MSF abre un hospital para casos obstétricos urgentes

Cuando el hospital de Jude Anne abrió en marzo de 2006, MSF se planteó practicar 300 partos al mes. En septiembre de ese año, los equipos del hospital ayudaron a nacer a 1.300 bebés, cerca de uno cada media hora. Esta inesperada oleada de nacimientos llevó a planificar la estructura de forma creativa, como por ejemplo construyendo una zona en el parking del hospital donde se selecciona los casos que necesitan asistencia más inmediata. Pero lo que es aún más importante es que esta oleada (que representa una quinta parte del total de nacimientos en Puerto Príncipe ese mes) puso de manifiesto la necesidad que tienen las mujeres haitianas de atención materna de calidad y gratuita.

Los equipos médicos del hospital, compuestos principalmente de personal haitiano, a veces se sienten abrumados por la avalancha de nacimientos. La parte más difícil de su trabajo es no poder salvar las vidas de los bebés, ni de las madres, que llegan al hospital demasiado tarde. Muchas muertes maternas son causadas por eclampsia: un aumento de la presión sanguínea que provoca convulsiones y la muerte repentina del feto y de la madre. Si la eclampsia se detecta a tiempo, la madre y el bebé pueden sobrevivir si el bebé nace por cesárea.

En junio de 2006, MSF puso en marcha un programa de prevención de la transmisión del VIH/sida de madres a hijos a la hora del parto sometiendo a las mujeres a pruebas del VIH y transfiriéndolas a un hospital que proporcionase la medicación para proteger al bebé antes de nacer. MSF también ofrece asesoramiento psicológico a mujeres y controles prenatales y postnatales.

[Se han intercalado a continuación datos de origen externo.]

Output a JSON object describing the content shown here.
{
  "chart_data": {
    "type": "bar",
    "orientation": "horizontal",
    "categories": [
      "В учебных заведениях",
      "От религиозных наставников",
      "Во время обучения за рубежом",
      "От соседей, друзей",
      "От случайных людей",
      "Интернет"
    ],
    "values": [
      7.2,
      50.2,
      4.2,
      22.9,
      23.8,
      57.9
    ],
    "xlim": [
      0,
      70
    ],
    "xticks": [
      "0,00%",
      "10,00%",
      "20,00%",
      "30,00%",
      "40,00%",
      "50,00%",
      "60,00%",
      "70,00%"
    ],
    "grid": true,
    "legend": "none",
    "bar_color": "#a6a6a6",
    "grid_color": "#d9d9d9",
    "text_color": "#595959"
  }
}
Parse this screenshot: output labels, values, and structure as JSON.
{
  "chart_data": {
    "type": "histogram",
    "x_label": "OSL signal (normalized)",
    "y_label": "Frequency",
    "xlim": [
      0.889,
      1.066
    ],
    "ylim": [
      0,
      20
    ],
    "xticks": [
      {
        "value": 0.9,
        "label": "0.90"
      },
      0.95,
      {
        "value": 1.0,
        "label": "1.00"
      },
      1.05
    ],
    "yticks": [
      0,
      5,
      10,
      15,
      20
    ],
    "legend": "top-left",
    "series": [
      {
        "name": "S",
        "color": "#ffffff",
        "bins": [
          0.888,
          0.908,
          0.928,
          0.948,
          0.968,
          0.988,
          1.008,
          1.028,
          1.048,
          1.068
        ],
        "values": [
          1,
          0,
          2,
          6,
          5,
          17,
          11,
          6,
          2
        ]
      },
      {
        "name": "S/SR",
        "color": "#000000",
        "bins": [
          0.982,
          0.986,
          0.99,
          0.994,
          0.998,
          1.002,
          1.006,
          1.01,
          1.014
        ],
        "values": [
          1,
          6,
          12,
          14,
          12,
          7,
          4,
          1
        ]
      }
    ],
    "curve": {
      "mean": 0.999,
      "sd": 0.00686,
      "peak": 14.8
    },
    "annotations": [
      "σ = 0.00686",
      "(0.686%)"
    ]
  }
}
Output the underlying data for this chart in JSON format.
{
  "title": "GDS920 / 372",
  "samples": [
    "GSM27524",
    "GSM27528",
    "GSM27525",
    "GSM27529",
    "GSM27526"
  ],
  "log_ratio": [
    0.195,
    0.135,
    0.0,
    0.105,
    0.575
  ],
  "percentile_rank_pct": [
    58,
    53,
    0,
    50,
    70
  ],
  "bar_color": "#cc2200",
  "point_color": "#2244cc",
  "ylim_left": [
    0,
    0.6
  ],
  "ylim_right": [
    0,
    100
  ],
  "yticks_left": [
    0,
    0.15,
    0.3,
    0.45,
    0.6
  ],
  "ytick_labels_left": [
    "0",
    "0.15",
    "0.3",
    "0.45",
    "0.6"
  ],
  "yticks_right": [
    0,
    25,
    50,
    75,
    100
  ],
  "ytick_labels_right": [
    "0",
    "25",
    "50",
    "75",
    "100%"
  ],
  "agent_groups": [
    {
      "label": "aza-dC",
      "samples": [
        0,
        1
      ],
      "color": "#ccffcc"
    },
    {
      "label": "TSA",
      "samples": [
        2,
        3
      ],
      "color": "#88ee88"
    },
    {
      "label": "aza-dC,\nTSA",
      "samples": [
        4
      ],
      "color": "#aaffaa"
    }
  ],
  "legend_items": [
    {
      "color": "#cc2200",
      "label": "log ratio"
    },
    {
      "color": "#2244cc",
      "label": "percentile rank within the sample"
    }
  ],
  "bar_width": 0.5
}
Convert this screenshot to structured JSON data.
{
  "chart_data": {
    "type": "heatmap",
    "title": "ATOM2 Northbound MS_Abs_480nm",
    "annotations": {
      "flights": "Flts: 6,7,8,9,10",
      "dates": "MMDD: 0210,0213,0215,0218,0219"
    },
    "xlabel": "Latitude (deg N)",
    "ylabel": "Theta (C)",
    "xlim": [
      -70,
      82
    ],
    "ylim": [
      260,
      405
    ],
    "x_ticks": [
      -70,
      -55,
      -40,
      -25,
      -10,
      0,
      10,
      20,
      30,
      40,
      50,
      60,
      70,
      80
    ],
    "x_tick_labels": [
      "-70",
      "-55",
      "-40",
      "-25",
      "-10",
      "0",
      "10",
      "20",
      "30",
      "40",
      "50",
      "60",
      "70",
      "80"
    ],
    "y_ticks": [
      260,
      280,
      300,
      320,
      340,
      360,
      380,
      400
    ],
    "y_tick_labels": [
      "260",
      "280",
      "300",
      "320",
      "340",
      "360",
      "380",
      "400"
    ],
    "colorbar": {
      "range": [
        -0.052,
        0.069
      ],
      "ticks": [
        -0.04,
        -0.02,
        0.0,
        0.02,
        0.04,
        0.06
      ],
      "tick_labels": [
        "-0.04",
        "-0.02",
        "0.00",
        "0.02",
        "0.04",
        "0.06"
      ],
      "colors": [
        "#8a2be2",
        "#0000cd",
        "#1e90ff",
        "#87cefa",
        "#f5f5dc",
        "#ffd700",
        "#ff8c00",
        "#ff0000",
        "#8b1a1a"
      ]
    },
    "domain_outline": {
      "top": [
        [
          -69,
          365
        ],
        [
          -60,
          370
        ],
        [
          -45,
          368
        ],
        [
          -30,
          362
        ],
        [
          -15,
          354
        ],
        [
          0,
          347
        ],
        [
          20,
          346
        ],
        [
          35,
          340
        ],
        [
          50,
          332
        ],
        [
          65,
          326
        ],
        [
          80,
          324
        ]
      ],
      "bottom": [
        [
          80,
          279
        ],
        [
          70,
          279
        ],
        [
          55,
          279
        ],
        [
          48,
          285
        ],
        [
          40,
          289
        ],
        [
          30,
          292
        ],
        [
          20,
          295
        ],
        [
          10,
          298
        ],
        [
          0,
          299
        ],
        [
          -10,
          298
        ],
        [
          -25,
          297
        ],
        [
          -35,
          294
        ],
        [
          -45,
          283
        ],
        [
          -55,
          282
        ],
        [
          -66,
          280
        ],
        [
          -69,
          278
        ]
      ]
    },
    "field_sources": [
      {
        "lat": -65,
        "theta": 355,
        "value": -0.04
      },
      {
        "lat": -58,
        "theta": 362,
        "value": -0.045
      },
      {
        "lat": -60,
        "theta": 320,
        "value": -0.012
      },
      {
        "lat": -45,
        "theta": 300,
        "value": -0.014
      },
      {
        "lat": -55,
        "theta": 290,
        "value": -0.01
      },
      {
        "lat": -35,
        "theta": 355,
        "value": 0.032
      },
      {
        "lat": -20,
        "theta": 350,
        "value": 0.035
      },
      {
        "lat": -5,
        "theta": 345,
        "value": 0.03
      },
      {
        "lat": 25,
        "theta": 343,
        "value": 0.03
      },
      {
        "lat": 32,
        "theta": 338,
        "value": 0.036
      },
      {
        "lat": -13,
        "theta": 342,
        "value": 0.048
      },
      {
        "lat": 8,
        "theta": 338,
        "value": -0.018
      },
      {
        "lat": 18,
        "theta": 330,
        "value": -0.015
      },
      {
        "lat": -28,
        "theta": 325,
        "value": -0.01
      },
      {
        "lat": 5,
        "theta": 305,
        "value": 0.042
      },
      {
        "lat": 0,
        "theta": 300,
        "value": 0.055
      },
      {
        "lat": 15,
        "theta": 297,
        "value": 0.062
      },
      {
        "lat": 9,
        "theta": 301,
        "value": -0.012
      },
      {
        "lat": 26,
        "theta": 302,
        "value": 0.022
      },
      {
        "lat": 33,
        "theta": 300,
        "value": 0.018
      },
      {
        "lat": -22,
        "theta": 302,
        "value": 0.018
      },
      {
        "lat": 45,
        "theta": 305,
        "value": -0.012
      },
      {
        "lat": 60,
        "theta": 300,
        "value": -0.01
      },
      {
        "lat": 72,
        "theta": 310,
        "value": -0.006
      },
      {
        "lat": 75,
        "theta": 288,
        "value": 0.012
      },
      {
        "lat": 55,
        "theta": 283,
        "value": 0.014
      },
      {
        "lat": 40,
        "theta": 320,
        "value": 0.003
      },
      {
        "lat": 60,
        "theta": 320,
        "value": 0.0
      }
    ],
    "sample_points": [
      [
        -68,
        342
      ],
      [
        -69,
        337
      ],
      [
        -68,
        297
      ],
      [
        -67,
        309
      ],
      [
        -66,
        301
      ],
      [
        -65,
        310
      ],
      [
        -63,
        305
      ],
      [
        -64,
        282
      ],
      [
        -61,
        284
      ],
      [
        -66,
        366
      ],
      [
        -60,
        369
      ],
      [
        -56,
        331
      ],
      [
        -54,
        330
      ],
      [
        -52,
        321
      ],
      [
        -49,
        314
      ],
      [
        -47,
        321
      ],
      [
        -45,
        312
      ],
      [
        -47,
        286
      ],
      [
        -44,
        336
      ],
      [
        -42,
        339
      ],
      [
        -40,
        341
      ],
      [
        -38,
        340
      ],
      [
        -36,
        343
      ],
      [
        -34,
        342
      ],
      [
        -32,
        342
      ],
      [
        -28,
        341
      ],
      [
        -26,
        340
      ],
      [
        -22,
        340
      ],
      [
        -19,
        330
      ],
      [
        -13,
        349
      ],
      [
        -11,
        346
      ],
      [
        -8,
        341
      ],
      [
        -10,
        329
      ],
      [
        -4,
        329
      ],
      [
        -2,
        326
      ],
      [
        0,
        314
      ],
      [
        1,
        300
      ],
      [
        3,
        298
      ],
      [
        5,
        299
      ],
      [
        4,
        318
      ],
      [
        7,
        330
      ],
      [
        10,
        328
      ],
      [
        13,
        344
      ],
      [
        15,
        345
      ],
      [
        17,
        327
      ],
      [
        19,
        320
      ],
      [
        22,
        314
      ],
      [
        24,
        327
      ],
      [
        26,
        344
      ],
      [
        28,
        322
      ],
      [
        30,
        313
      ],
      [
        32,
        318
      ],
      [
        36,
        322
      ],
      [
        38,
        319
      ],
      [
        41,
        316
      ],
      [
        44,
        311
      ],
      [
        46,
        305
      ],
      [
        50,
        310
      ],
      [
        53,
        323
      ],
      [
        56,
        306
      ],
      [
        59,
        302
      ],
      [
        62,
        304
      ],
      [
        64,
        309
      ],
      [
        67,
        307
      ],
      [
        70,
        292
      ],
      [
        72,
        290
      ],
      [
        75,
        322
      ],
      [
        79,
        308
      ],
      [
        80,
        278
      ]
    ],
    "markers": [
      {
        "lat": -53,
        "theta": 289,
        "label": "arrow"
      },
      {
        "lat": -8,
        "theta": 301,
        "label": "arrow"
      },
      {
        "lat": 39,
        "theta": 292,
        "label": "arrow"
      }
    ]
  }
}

Para identificar a las mujeres embarazadas que corren un riesgo potencial, un equipo de calle de promotores de salud visita regularmente los barrios de Puerto Príncipe. Ellos enseñan a las embarazadas a detectar signos como hemorragias o dolores de cabeza poco habituales que puedan requerir atención urgente. Cantan canciones en criollo y juegan a juegos para difundir su mensaje al público que les escucha con atención. Una clínica móvil de MSF visita los arrabales para ofrecer controles prenatales a las embarazadas en sus propios barrios.

Desde que el hospital Jude Anne abrió sus puertas, MSF ha practicado más de 10.000 partos. Esta cifra claramente indica una necesidad enorme y continua de atención obstétrica urgente para las mujeres que viven en los barrios marginales de Puerto Príncipe. Durante el año 2007, MSF ejercerá presión sobre el gobierno de Haití y la comunidad internacional para priorizar las necesidades de las mujeres embarazadas y proporcionarles la atención materna que requieren.